Significant progress has been made since the Good Friday Agreement was achieved 15 years ago. We have transformed society in the north. But that transformation has come at a heavy price on all sides.

Over 3,000 people lost their lives in the course of the conflict. Many more suffered injury and loss. Every single violent act was evidence of a failure of politics and a failure of British policy in Ireland.

Sinn Fein is up for the challenge of building a new, democratic and inclusive society based on equality. We believe that can best be achieved in a new Ireland which embraces all the people of the island.

Earlier this year Sinn Fein called for a date to be set for a border poll, which is allowed for under the Good Friday Agreement.

We believe that such a poll will provide a unique opportunity for a historic debate on the failures of partition and on the future shape of this island.

The adverse impact of partition means that the economic potential of the island of Ireland has been severely stunted.

The additional and unnecessary costs of running two competing economies and states on an island this size, the inefficiencies in the duplication of essential public services such as health and education, energy and agriculture, and a relatively small population have added significantly to the financial, political and social consequences faced by citizens.

Partition created two conservative states on the island.

In the north this led to institutionalised and structured discrimination and sectarianism and to decades of division and conflict. However, despite the efforts of tiny minorities to cling to the past, the peace process has dramatically changed the situation and allowed an entire generation to live in relatively peaceful conditions.

One consequence of this is that the political geography of the north has begun to change. The northern state was gerrymandered to allow for a permanent unionist two-thirds majority.

Three of the nine Ulster counties were jettisoned to guarantee this. But the census figures of last year reveal a shift that gives hope that political dialogue, stability and persuasion can achieve even more deep-rooted change.

For too long there has been a presumption that Protestants are unionists and Catholics are nationalists or republicans.

It was never that simple. Now, for the first time, statisticians were able to ask a question about identity. The results were very interesting. Less than half the population – 40 percent of citizens – stated that they had a British only identity.

A quarter, 25 percent, stated that they had an Irish only identity and just over a fifth, 21 percent, had a Northern Irish only identity.

That’s 46 percent of citizens consciously opting for some form of Irish-only identity.

Statisticians and politicians will argue over the significance of this. But what is certain is that the north is in transition. It is no longer an orange state. Politics across this island is in flux. A new Ireland can be what we make it.

The border poll is a key element of this.

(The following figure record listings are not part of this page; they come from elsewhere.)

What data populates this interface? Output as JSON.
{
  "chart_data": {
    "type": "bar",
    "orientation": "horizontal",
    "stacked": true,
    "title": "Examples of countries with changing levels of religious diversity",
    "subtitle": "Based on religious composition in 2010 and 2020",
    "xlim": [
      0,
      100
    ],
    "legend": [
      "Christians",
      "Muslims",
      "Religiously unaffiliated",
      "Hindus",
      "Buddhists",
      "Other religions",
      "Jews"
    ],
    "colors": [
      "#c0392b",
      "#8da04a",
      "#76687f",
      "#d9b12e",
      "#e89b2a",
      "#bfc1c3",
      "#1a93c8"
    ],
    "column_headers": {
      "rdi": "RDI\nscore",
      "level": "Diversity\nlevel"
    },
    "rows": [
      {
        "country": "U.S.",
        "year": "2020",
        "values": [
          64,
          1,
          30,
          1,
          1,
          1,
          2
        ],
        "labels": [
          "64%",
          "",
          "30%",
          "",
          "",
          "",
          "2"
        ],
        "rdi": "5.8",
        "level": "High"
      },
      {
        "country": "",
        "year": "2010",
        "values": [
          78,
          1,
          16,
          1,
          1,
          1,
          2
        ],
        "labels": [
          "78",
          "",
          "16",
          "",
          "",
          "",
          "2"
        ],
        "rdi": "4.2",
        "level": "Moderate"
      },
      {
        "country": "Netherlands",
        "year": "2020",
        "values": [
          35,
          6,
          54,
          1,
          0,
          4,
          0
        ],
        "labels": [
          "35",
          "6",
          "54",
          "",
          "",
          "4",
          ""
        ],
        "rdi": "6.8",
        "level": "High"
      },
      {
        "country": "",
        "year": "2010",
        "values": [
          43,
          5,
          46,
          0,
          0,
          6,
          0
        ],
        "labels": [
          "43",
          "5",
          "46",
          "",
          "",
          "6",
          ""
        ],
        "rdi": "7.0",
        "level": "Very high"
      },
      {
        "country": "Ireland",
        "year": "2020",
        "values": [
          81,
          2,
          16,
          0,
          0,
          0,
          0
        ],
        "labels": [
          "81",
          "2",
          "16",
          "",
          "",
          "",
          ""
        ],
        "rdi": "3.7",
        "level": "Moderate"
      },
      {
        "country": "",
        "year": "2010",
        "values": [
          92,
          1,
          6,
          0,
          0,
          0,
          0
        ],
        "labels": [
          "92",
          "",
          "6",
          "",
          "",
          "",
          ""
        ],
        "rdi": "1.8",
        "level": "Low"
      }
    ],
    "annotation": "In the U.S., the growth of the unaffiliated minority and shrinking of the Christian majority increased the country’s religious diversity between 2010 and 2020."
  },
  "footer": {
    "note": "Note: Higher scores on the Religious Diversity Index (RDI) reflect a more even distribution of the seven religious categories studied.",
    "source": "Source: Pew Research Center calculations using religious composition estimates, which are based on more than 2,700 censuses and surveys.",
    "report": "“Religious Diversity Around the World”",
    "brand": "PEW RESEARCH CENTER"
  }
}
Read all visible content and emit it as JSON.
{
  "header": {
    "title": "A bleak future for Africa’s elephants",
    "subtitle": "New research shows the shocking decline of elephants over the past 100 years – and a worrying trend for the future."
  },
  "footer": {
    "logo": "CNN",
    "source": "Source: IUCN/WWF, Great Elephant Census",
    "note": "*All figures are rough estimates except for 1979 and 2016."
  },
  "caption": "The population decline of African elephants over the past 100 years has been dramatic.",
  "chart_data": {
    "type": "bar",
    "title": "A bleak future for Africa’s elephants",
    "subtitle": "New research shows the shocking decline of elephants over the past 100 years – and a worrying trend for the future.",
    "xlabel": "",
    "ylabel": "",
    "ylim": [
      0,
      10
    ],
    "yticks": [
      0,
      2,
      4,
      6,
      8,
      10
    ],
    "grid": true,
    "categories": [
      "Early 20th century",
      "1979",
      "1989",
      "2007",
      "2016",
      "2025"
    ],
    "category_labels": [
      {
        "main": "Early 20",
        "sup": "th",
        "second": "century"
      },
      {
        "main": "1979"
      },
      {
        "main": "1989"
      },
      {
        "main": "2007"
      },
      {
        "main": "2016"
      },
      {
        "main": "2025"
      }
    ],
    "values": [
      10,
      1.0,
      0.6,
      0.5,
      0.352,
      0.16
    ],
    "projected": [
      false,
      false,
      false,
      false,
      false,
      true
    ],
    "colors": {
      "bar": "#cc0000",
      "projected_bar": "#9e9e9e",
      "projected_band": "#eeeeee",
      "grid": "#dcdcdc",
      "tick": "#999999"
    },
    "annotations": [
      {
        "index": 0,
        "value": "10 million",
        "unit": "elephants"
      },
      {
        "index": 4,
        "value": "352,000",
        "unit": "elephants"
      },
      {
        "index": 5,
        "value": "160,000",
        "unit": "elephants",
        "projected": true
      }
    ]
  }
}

It provides an opportunity to focus on the future – to build a modern, dynamic new Ireland in which there is genuine reconciliation, and out of which a more equitable society can emerge.

Crucially it is about letting citizens, not governments or political parties or interest groups, determine the future. Of course this is a huge challenge. Change is not easy. But change is necessary. And those of us who want to shape that change, so that equality and a rights-based society can prosper, have a duty to proactively listen to the concerns of unionists.

They are fully entitled to be part of this process and the new Ireland which emerges has to be one which reflects their rights alongside the rights of other citizens.

That in many ways will be the test of our endeavours.

Gerry Adams is president of Sinn Fein and was a keynote speaker at Towards a New Ireland – a New Phase of the Peace Process conference, hosted by Sinn Fein at the London Irish Centre.